Chula: por fin algo de turismo nominal


jueves, 13 de febrero de 2025

SEGUNDO DÍA EN BANGKOK: PENITENCIA PARA EL ALMA Y PARA EL CUERPO

 Tras la noche pecaminosa, el nuevo día me permitía expiar mis pecados relacionados con la lascivia visitando algunos de los numerosos templos con los que cuenta la ciudad.

 Mi primer destino fue el denominado Gran Palacio de Bangkok, situado a una distancia fácilmente caminable de mi albergue. Se trata de un complejo de edificios que incluye el antiguo palacio real y algunos templos. La cosa prometía, y más cuando comprobé las oleadas de turistas que se encaminaban al lugar. Miles de personas no pueden estar equivocadas. 
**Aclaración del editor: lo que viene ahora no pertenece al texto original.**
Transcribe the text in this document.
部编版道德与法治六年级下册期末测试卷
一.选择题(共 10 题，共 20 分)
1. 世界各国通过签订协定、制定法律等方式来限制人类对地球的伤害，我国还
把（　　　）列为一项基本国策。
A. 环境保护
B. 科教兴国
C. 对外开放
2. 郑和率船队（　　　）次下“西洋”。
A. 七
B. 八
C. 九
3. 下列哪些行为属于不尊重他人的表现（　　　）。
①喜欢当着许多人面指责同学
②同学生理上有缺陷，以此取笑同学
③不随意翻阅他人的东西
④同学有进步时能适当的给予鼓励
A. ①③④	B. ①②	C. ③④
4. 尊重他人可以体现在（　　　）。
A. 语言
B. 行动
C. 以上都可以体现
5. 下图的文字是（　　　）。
 El acceso al complejo es bastante raro. Se tiene que bajar por unas escaleras mecánicas a un gigantesco subterráneo desde donde se pueden tomar distintas salidas. Una de ellas lleva a la puerta del Palacio. 500 baths me costó la broma. Menos mal que se podía pagar con tarjeta. El efectivo es un valor preciado en Tailandia. En muchos sitios es la única forma de pago admitida. El caso es que no puedo decir que esos 15 € al cambio fueran una buena inversión. El conjunto monumental tenía su aquél, pero a mí no me dijo mucho. A ello contribuyó la gran cantidad de gente que abarrotaba el complejo. Casi antes de abandonarlo vi que había un museo de trajes incluido en la entrada, entre los que se podían ver modelitos de la reina de Tailandia. Fue lo único que me llamó la atención de la visita.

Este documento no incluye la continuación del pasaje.